Da ja immer noch so kein rechtes Drohnenwetter ist, meist viel zu stürmisch für die kleine Mavic Mini, greife ich noch mal auf das Archiv vom ersten Ausflug zurück. Nach dem Besuch der Insel der Jugend und einem kleinen Ausflug durch den Plänterwald (Blog dazu später) bin ich am Sowjetischen Ehrenmal in Treptow gelandet. Meine Idee war, die Drohne einfach mal an der 30 Meter hohen Statue des sowjetischen Soldaten hochfliegen zu lassen, auf der Suche nach interessanten Perspektiven. Durch die vielen Besucher und auch aus Pietätsgründen aber vielleicht doch keine so gute Idee. Besser sein lassen.

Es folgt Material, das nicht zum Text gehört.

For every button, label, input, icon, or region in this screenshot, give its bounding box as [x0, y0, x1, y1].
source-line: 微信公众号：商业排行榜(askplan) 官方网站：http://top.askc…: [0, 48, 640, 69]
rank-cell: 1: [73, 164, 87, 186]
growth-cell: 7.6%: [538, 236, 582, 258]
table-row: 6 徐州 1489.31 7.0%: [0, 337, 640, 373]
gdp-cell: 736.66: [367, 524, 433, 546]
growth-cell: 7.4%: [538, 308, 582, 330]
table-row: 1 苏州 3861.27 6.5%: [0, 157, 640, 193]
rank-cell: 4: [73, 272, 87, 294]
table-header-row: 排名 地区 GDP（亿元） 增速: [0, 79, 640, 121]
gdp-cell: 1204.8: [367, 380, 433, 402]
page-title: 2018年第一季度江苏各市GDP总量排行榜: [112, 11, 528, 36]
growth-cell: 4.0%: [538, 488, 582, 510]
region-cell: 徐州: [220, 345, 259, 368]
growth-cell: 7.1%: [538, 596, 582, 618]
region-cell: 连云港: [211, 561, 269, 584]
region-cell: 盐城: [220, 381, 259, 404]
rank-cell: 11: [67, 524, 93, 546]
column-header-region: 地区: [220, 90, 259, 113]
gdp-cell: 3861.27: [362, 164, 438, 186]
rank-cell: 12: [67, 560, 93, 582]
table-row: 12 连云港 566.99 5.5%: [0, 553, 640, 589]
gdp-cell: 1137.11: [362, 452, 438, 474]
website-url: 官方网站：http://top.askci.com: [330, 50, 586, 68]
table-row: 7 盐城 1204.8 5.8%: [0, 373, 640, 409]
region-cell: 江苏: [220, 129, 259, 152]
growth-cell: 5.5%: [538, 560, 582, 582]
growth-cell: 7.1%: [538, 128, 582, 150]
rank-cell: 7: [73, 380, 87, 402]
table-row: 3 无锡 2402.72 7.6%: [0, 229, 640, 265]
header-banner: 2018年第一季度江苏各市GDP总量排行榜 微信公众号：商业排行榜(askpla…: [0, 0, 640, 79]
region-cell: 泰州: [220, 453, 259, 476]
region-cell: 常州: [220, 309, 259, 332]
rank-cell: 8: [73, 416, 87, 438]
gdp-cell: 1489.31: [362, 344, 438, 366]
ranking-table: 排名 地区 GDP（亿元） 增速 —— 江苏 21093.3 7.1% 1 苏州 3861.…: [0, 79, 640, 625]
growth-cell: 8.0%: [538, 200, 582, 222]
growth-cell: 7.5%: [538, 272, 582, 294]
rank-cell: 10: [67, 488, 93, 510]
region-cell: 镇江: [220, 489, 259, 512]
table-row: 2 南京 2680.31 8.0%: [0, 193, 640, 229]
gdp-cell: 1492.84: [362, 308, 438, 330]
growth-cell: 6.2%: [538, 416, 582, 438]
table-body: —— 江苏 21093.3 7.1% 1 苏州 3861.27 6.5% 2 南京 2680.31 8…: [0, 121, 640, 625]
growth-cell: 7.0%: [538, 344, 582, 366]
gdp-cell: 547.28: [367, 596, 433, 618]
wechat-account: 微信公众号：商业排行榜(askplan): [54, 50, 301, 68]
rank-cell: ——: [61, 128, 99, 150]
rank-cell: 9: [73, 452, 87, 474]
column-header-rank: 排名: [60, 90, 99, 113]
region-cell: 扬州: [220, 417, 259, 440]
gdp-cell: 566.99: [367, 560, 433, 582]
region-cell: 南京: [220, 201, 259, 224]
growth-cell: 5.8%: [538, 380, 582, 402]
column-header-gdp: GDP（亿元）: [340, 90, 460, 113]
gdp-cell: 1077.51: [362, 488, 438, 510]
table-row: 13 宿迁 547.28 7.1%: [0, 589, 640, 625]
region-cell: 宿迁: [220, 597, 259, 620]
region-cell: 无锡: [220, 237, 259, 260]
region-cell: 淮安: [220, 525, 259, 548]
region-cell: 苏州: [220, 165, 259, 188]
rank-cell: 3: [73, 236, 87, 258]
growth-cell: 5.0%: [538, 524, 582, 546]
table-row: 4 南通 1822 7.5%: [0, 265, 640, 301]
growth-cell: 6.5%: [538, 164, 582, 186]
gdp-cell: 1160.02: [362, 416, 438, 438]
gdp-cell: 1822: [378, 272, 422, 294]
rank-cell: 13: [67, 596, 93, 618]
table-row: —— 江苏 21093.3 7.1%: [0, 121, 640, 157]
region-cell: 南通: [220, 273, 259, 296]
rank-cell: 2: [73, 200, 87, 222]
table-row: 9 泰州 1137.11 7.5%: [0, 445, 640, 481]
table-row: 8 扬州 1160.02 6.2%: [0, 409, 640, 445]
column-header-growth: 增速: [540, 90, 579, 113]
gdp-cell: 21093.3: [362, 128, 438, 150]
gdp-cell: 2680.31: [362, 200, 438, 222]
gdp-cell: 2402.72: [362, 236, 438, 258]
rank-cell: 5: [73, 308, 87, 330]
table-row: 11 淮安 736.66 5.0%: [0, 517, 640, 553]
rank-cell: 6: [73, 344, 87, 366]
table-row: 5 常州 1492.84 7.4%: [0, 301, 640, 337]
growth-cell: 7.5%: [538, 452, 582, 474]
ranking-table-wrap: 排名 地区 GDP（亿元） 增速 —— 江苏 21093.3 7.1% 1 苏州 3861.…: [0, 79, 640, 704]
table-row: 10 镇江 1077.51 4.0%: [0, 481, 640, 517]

Daher bin ich lieber ans andere Ende der weitläufigen Anlage gefahren, um am Rande der Anlage – die aktuell auch mit einem Bauzaun versehen ist – zu schauen, ob sich dort Möglichkeiten bieten. Da war nicht viel los, so hab ich die Mini eben mal ein paar Meter in die Lüfte geschickt. Es müssen ja nicht immer größere Höhen sein. Die ersten beiden Bilder – hier im Anhang – zeigen die imposante Anlage in ihrer ganzen Länge, aber irgendwie fehlte mir noch ein wenig der Hingucker. Da ich direkt neben der Statue „Mutter Heimat“ stand, genau entgegengesetzt zum Soldaten mit Schwert und Kind, hab ich mich an die Fotografenweisheit „Vordergrund macht Bild gesund“ erinnert und die Drohne in halber Höhe hinter der Statue positioniert. Richtige Position suchen, mit der Drohne geht das echt prima, und schon hatte ich das Bild was ich gesucht hatte. Daher ziert es auch den Header dieses Beitrages.